Predigt zum 8. Herrentag nach Pfingsten (1 Kor. 1:10-18; Mt. 14:14-22) (30.07.2023)
Liebe Brüder und Schwestern,
am heutigen Tag wollen wir den eindringlichen Worten des heiligen Apostels Paulus an die Gemeinde in Korinth Gehör schenken, die zu keiner Zeit an Aktualität verloren haben: „Ich ermahne euch aber, Brüder, im Namen Jesu Christi, unseres Herrn: Seid alle einmütig, und duldet keine Spaltungen unter euch; seid ganz eines Sinnes und einer Meinung. Es wurde mir nämlich, meine Brüder, von den Leuten der Chloё berichtet, dass es Zank und Streit unter euch gibt. Ich meine damit, dass jeder von euch etwas anderes sagt: ´Ich halte zu Paulus – ich zu Apollos – ich zu Kephas – ich zu Christus`. Ist denn Christus zerteilt? Wurde etwa Paulus für euch gekreuzigt? Oder seid ihr auf den Namen des Paulus getauft worden? Ich danke Gott, dass ich niemand von euch getauft habe, außer Krispus und Gaius, so dass keiner sagen kann, ihr seiet auf meinen Namen getauft worden.

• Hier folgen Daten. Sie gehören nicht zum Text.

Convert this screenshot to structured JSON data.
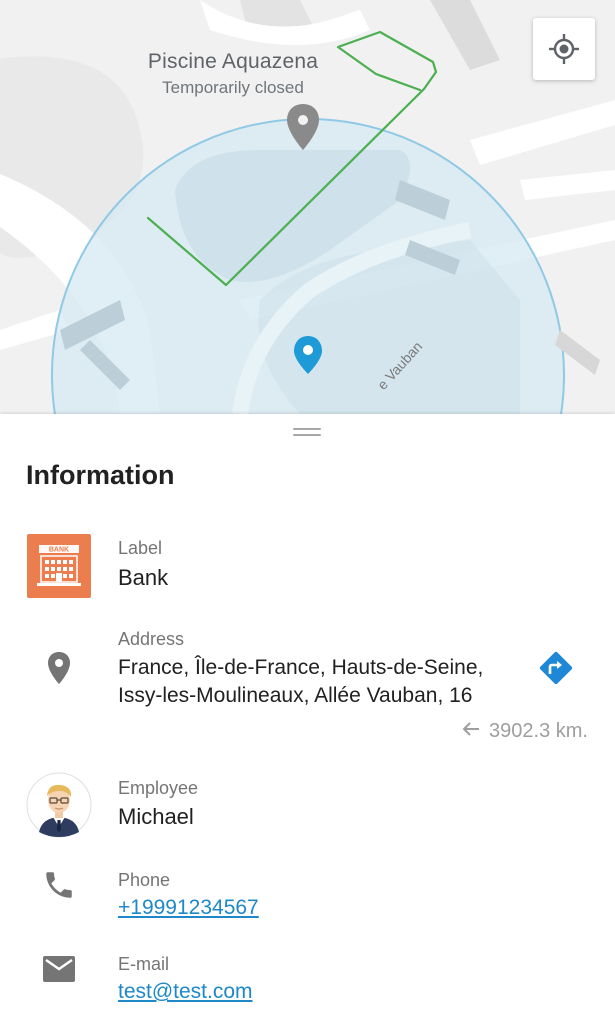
{
  "map": {
    "poi_name": "Piscine Aquazena",
    "poi_status": "Temporarily closed",
    "street_label": "e Vauban",
    "locate_button_icon": "my-location-icon",
    "colors": {
      "background": "#f1f1f1",
      "radius_fill": "#d6e9f2",
      "radius_stroke": "#8fc9e6",
      "route": "#4caf50",
      "pin_grey": "#8a8a8a",
      "pin_blue": "#1e9ad6"
    }
  },
  "sheet": {
    "title": "Information",
    "label": {
      "caption": "Label",
      "value": "Bank",
      "icon": "bank-icon"
    },
    "address": {
      "caption": "Address",
      "line1": "France, Île-de-France, Hauts-de-Seine,",
      "line2": "Issy-les-Moulineaux, Allée Vauban, 16",
      "distance": "3902.3 km.",
      "icon": "location-pin-icon",
      "route_icon": "directions-icon"
    },
    "employee": {
      "caption": "Employee",
      "value": "Michael",
      "icon": "avatar"
    },
    "phone": {
      "caption": "Phone",
      "value": "+19991234567",
      "icon": "phone-icon"
    },
    "email": {
      "caption": "E-mail",
      "value": "test@test.com",
      "icon": "mail-icon"
    },
    "colors": {
      "link": "#1e88c8",
      "accent_orange": "#ec7d4e",
      "accent_blue": "#1e88d6"
    }
  }
}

Ich habe allerdings auch die Familie des Stephanus getauft. Ob ich sonst noch jemand getauft habe, weiß ich nicht mehr. Denn Christus hat mich nicht gesandt zu taufen, sondern das Evangelium zu verkünden, aber nicht mit gewandten und klugen Worten, damit das Kreuz Christi nicht um seine Kraft gebracht wird“ (1 Kor. 1:10-18).
Nehmen wir den angeführten Absatz doch zum Anlass, grundsätzlich über die christliche Streitkultur zu reflektieren. Wir wissen ja, dass die Dialektik ein Grundpfeiler der Katholizität der Kirche seit Anbeginn ist.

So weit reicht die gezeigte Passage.